THE DEATH of Moammar Gaddafi, which prompted jubilation in Tripoli and relief in Western capitals on Thursday, must be seen as the beginning and not the end of Libya’s transformation. The elimination of the dictator reduces the chance of a prolonged insurgency against Libya’s new authorities, who have pledged to create a liberal democracy and hold elections in eight months. But what remains is a shattered country piled high with dangerous weapons, lacking legitimate institutions or civil society, and vulnerable to tribal, regional, sectarian and even racial rivalries.

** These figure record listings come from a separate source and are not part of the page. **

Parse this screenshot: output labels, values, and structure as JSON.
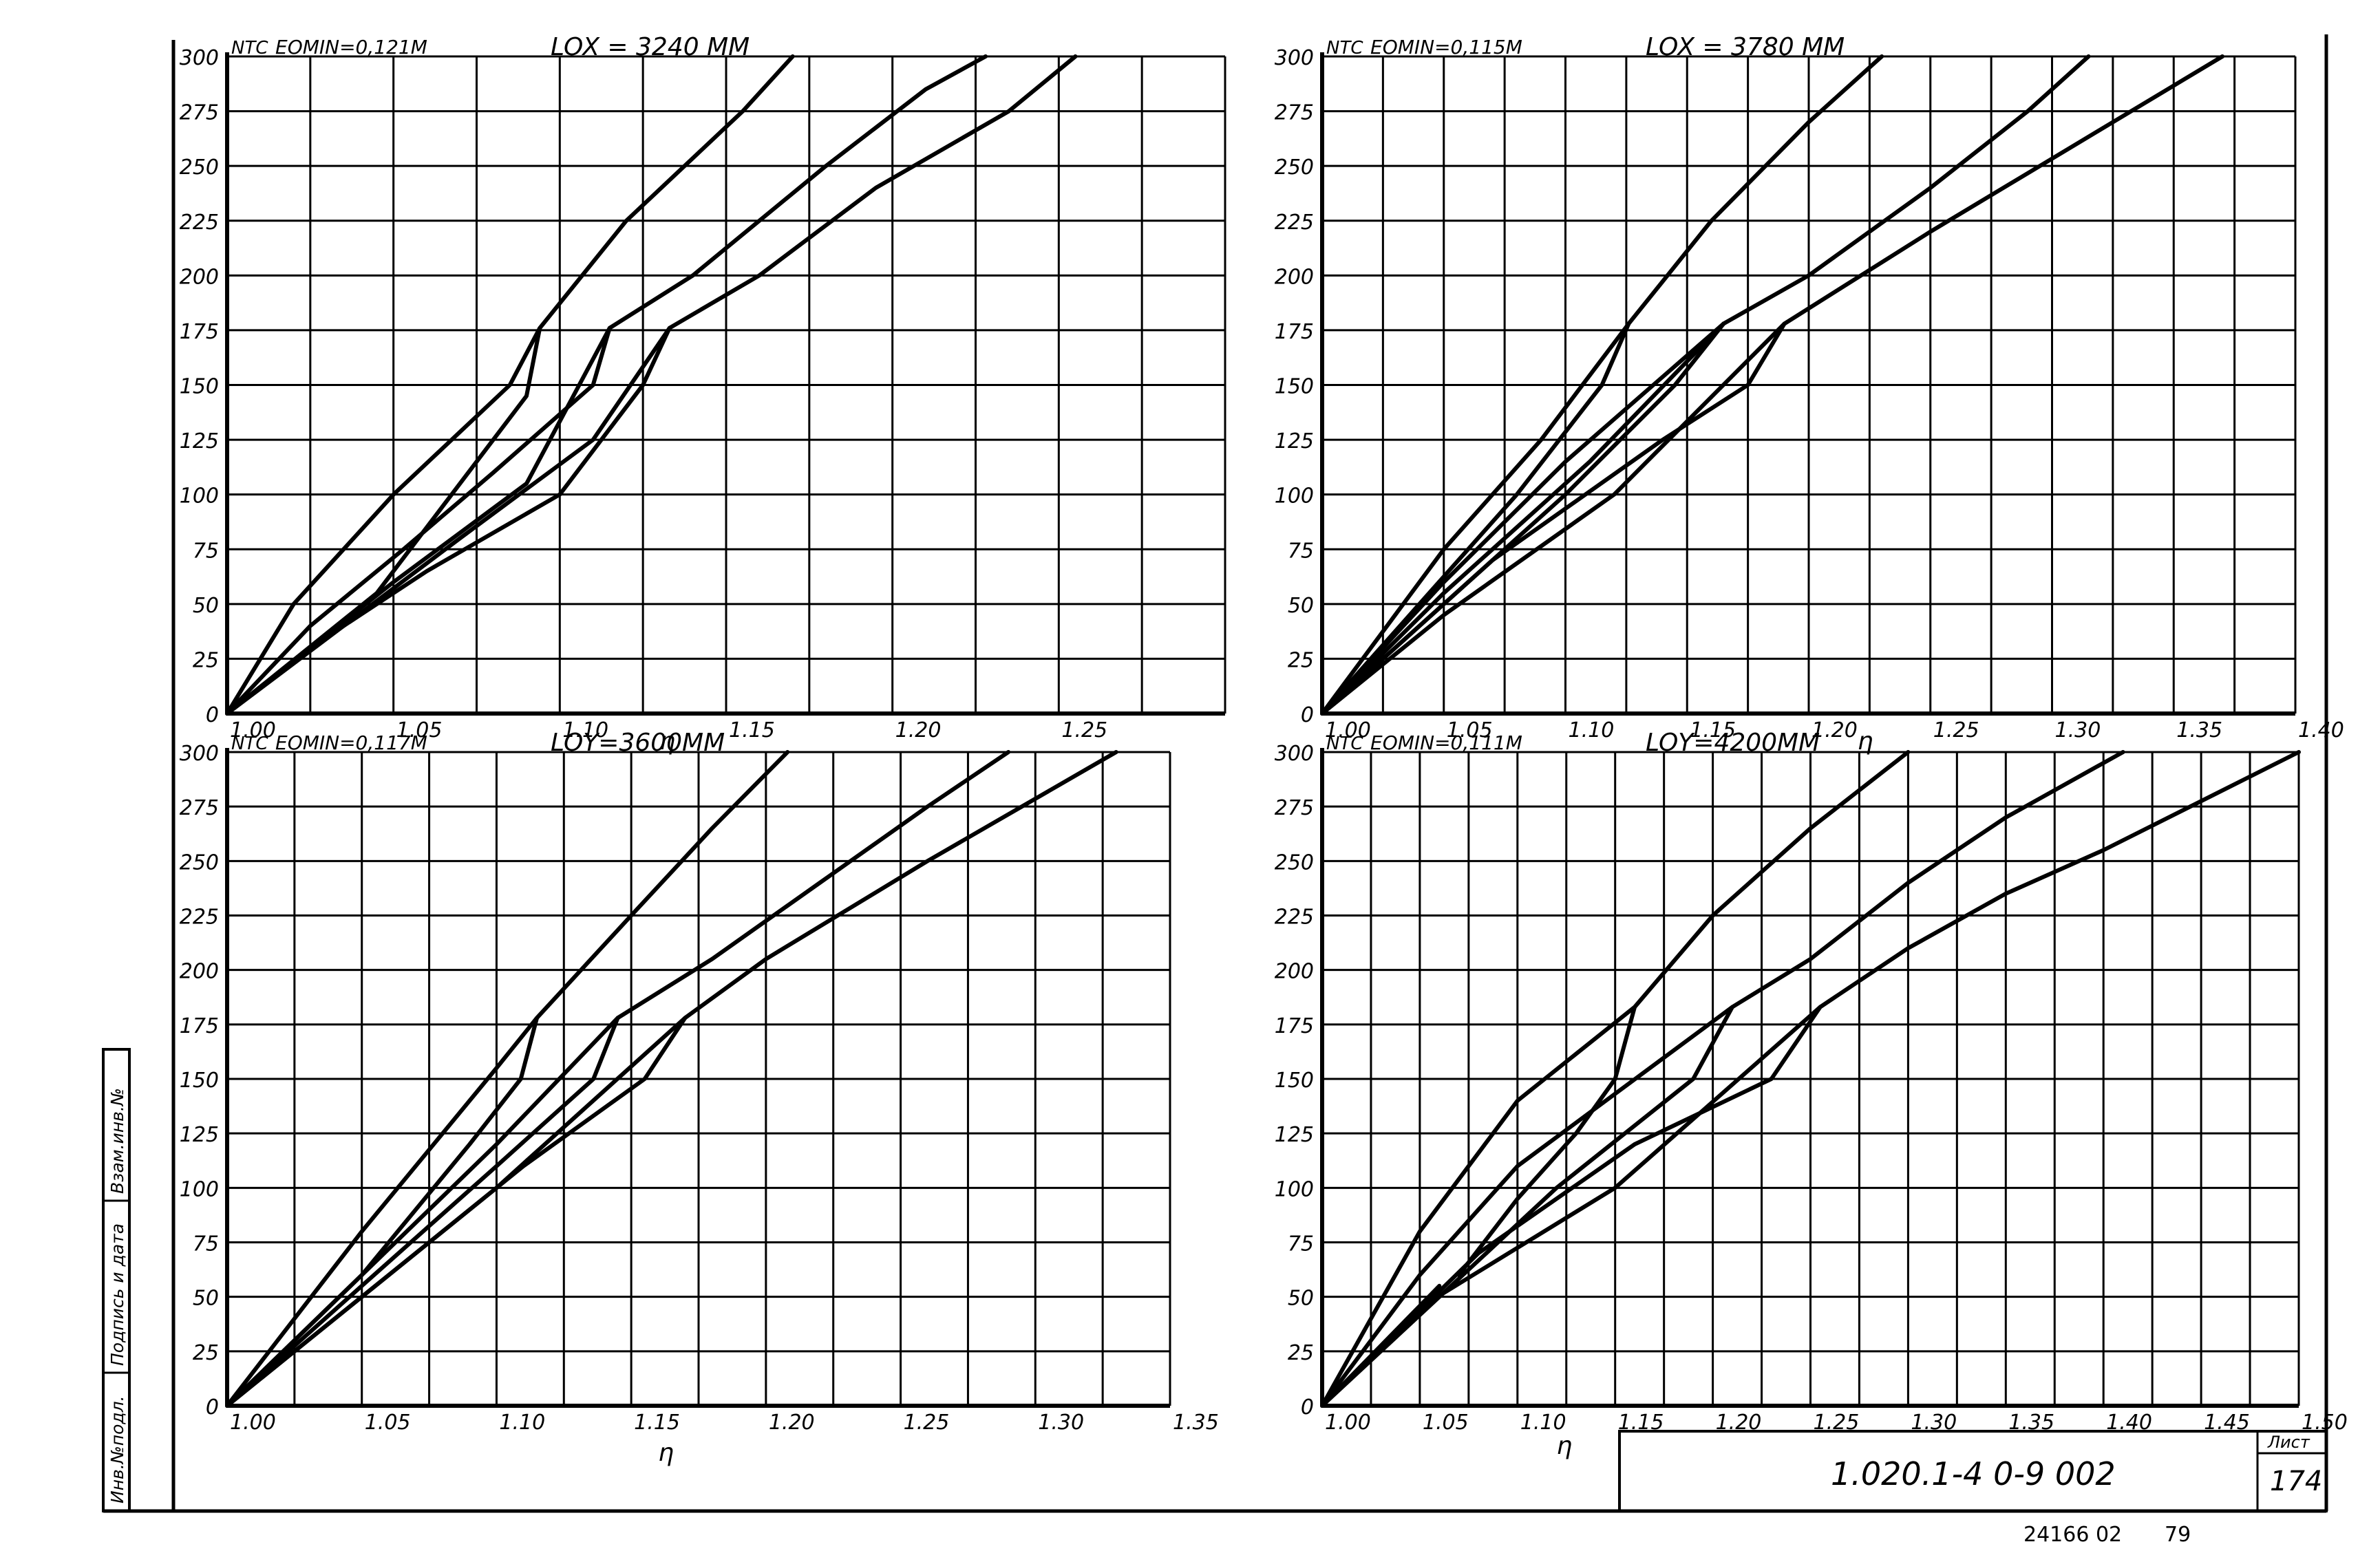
{
  "title_block": {
    "designation": "1.020.1-4 0-9 002",
    "sheet_label": "Лист",
    "sheet_number": "174",
    "archive_number": "24166 02",
    "page": "79"
  },
  "side_stamp": {
    "cells": [
      "Инв.№подл.",
      "Подпись и дата",
      "Взам.инв.№"
    ]
  },
  "chart_data": [
    {
      "type": "line",
      "id": "lox3240",
      "title": "LOX = 3240 ММ",
      "subtitle": "EOMIN=0,121М",
      "ylabel": "NТС",
      "xlabel": "η",
      "xlim": [
        1.0,
        1.3
      ],
      "ylim": [
        0,
        300
      ],
      "x_ticks": [
        "1.00",
        "1.05",
        "1.10",
        "1.15",
        "1.20",
        "1.25"
      ],
      "y_ticks": [
        "0",
        "25",
        "50",
        "75",
        "100",
        "125",
        "150",
        "175",
        "200",
        "225",
        "250",
        "275",
        "300"
      ],
      "grid": true,
      "series": [
        {
          "x": [
            1.0,
            1.02,
            1.05,
            1.085,
            1.094,
            1.12,
            1.155,
            1.17
          ],
          "y": [
            0,
            50,
            100,
            150,
            176,
            225,
            275,
            300
          ]
        },
        {
          "x": [
            1.0,
            1.025,
            1.053,
            1.08,
            1.11,
            1.115,
            1.14,
            1.18,
            1.21,
            1.228
          ],
          "y": [
            0,
            40,
            75,
            110,
            150,
            176,
            200,
            250,
            285,
            300
          ]
        },
        {
          "x": [
            1.0,
            1.03,
            1.06,
            1.1,
            1.125,
            1.133,
            1.16,
            1.195,
            1.235,
            1.255
          ],
          "y": [
            0,
            35,
            65,
            100,
            150,
            176,
            200,
            240,
            275,
            300
          ]
        },
        {
          "x": [
            1.0,
            1.045,
            1.09,
            1.094
          ],
          "y": [
            0,
            55,
            145,
            176
          ]
        },
        {
          "x": [
            1.0,
            1.05,
            1.09,
            1.115
          ],
          "y": [
            0,
            60,
            105,
            176
          ]
        },
        {
          "x": [
            1.0,
            1.07,
            1.11,
            1.133
          ],
          "y": [
            0,
            80,
            125,
            176
          ]
        }
      ]
    },
    {
      "type": "line",
      "id": "lox3780",
      "title": "LOX = 3780 ММ",
      "subtitle": "EOMIN=0,115М",
      "ylabel": "NТС",
      "xlabel": "η",
      "xlim": [
        1.0,
        1.4
      ],
      "ylim": [
        0,
        300
      ],
      "x_ticks": [
        "1.00",
        "1.05",
        "1.10",
        "1.15",
        "1.20",
        "1.25",
        "1.30",
        "1.35",
        "1.40"
      ],
      "y_ticks": [
        "0",
        "25",
        "50",
        "75",
        "100",
        "125",
        "150",
        "175",
        "200",
        "225",
        "250",
        "275",
        "300"
      ],
      "grid": true,
      "series": [
        {
          "x": [
            1.0,
            1.05,
            1.09,
            1.126,
            1.16,
            1.2,
            1.23
          ],
          "y": [
            0,
            75,
            125,
            178,
            225,
            270,
            300
          ]
        },
        {
          "x": [
            1.0,
            1.05,
            1.1,
            1.165,
            1.2,
            1.25,
            1.29,
            1.315
          ],
          "y": [
            0,
            60,
            115,
            178,
            200,
            240,
            275,
            300
          ]
        },
        {
          "x": [
            1.0,
            1.05,
            1.12,
            1.19,
            1.25,
            1.31,
            1.37
          ],
          "y": [
            0,
            45,
            100,
            178,
            220,
            260,
            300
          ]
        },
        {
          "x": [
            1.0,
            1.04,
            1.08,
            1.115,
            1.126
          ],
          "y": [
            0,
            50,
            100,
            150,
            178
          ]
        },
        {
          "x": [
            1.0,
            1.05,
            1.1,
            1.145,
            1.165
          ],
          "y": [
            0,
            50,
            100,
            150,
            178
          ]
        },
        {
          "x": [
            1.0,
            1.07,
            1.14,
            1.175,
            1.19
          ],
          "y": [
            0,
            70,
            125,
            150,
            178
          ]
        },
        {
          "x": [
            1.0,
            1.05,
            1.11,
            1.165
          ],
          "y": [
            0,
            55,
            115,
            178
          ]
        }
      ]
    },
    {
      "type": "line",
      "id": "loy3600",
      "title": "LOY=3600ММ",
      "subtitle": "EOMIN=0,117М",
      "ylabel": "NТС",
      "xlabel": "η",
      "xlim": [
        1.0,
        1.35
      ],
      "ylim": [
        0,
        300
      ],
      "x_ticks": [
        "1.00",
        "1.05",
        "1.10",
        "1.15",
        "1.20",
        "1.25",
        "1.30",
        "1.35"
      ],
      "y_ticks": [
        "0",
        "25",
        "50",
        "75",
        "100",
        "125",
        "150",
        "175",
        "200",
        "225",
        "250",
        "275",
        "300"
      ],
      "grid": true,
      "series": [
        {
          "x": [
            1.0,
            1.05,
            1.1,
            1.115,
            1.15,
            1.18,
            1.208
          ],
          "y": [
            0,
            80,
            155,
            178,
            225,
            265,
            300
          ]
        },
        {
          "x": [
            1.0,
            1.05,
            1.1,
            1.145,
            1.18,
            1.22,
            1.26,
            1.29
          ],
          "y": [
            0,
            60,
            120,
            178,
            205,
            240,
            275,
            300
          ]
        },
        {
          "x": [
            1.0,
            1.05,
            1.1,
            1.17,
            1.2,
            1.26,
            1.33
          ],
          "y": [
            0,
            50,
            100,
            178,
            205,
            250,
            300
          ]
        },
        {
          "x": [
            1.0,
            1.05,
            1.09,
            1.109,
            1.115
          ],
          "y": [
            0,
            60,
            120,
            150,
            178
          ]
        },
        {
          "x": [
            1.0,
            1.05,
            1.1,
            1.136,
            1.145
          ],
          "y": [
            0,
            55,
            110,
            150,
            178
          ]
        },
        {
          "x": [
            1.0,
            1.06,
            1.11,
            1.155,
            1.17
          ],
          "y": [
            0,
            60,
            110,
            150,
            178
          ]
        }
      ]
    },
    {
      "type": "line",
      "id": "loy4200",
      "title": "LOY=4200ММ",
      "subtitle": "EOMIN=0,111М",
      "ylabel": "NТС",
      "xlabel": "η",
      "xlim": [
        1.0,
        1.5
      ],
      "ylim": [
        0,
        300
      ],
      "x_ticks": [
        "1.00",
        "1.05",
        "1.10",
        "1.15",
        "1.20",
        "1.25",
        "1.30",
        "1.35",
        "1.40",
        "1.45",
        "1.50"
      ],
      "y_ticks": [
        "0",
        "25",
        "50",
        "75",
        "100",
        "125",
        "150",
        "175",
        "200",
        "225",
        "250",
        "275",
        "300"
      ],
      "grid": true,
      "series": [
        {
          "x": [
            1.0,
            1.05,
            1.1,
            1.16,
            1.2,
            1.25,
            1.3
          ],
          "y": [
            0,
            80,
            140,
            183,
            225,
            265,
            300
          ]
        },
        {
          "x": [
            1.0,
            1.05,
            1.1,
            1.21,
            1.25,
            1.3,
            1.35,
            1.41
          ],
          "y": [
            0,
            60,
            110,
            183,
            205,
            240,
            270,
            300
          ]
        },
        {
          "x": [
            1.0,
            1.05,
            1.15,
            1.255,
            1.3,
            1.35,
            1.4,
            1.5
          ],
          "y": [
            0,
            45,
            100,
            183,
            210,
            235,
            255,
            300
          ]
        },
        {
          "x": [
            1.0,
            1.06
          ],
          "y": [
            0,
            55
          ]
        },
        {
          "x": [
            1.07,
            1.1,
            1.13,
            1.15,
            1.16
          ],
          "y": [
            60,
            95,
            125,
            150,
            183
          ]
        },
        {
          "x": [
            1.0,
            1.06,
            1.12,
            1.19,
            1.21
          ],
          "y": [
            0,
            50,
            100,
            150,
            183
          ]
        },
        {
          "x": [
            1.0,
            1.08,
            1.16,
            1.23,
            1.255
          ],
          "y": [
            0,
            70,
            120,
            150,
            183
          ]
        }
      ]
    }
  ]
}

The good news is that, in the time it took to depose Mr. Gaddafi, the Libyan opposition created a Transitional National Council recognized by 80 governments and prepared an ambitious but reasonable transition plan. Its leaders have pledged to form a new administration after Mr. Gaddafi’s downfall and not to serve in the future government. Civil society groups, free media and political parties have begun to form in the eastern half of the country, which has been free since last winter. And the new government should soon be able to draw on tens of billions of dollars in reserves held by foreign banks.

The threats begin with the more than two dozen rebel militias that participated in the fighting and that now coexist uneasily in Tripoli and other cities. Not all have been integrated into the chain of command under the transitional council; some commanded by Islamists have received their own weapons and funding from the Persian Gulf emirate of Qatar, according to a report by the Wall Street Journal. The often-undisciplined militias have abused and even tortured prisoners and suspected Gaddafi supporters, Human Rights Watch reported. Mr. Gaddafi himself may have been killed after having been captured on Thursday.

Added to this volatile mix are huge stockpiles of weapons, including thousands of surface-to-air missiles and chemical arms, acquired by the Gaddafi regime. Many have been unsecured for weeks, and some have already been smuggled across Libya’s borders. The Obama administration rightly has focused on this problem, dispatching civilian contractors to help track down the weapons and dedicating $40 million to the effort.

Consistent with the administration’s policy of following rather than leading in Libya, Secretary of State Hillary Rodham Clinton’s visit there Tuesday came months after those of European counterparts. But it turned out to be timely, as Ms. Clinton conferred with Libya’s new leaders just 48 hours before Mr. Gaddafi’s final downfall. Ms. Clinton recognized the scale of the challenges: “Now the hard part begins,” she told interim Prime Minister Mahmoud Jibril.

But the U.S. assistance she offered was modest: some medical aid and scholarships for students in addition to the weapons hunt. Libyan leaders are eager for a more active American role, recently telling visiting senators that the transitional council would pay for a U.S. training mission for security forces.

The administration should respond positively: Libya’s stabilization under a democratic government could help tip the broader wave of change in the Arab Middle East toward those favoring freedom. “Would you see the U.S. taking the lead in terms of rebuilding this country and helping?” a Libyan student asked Ms. Clinton. The answer should be “yes.”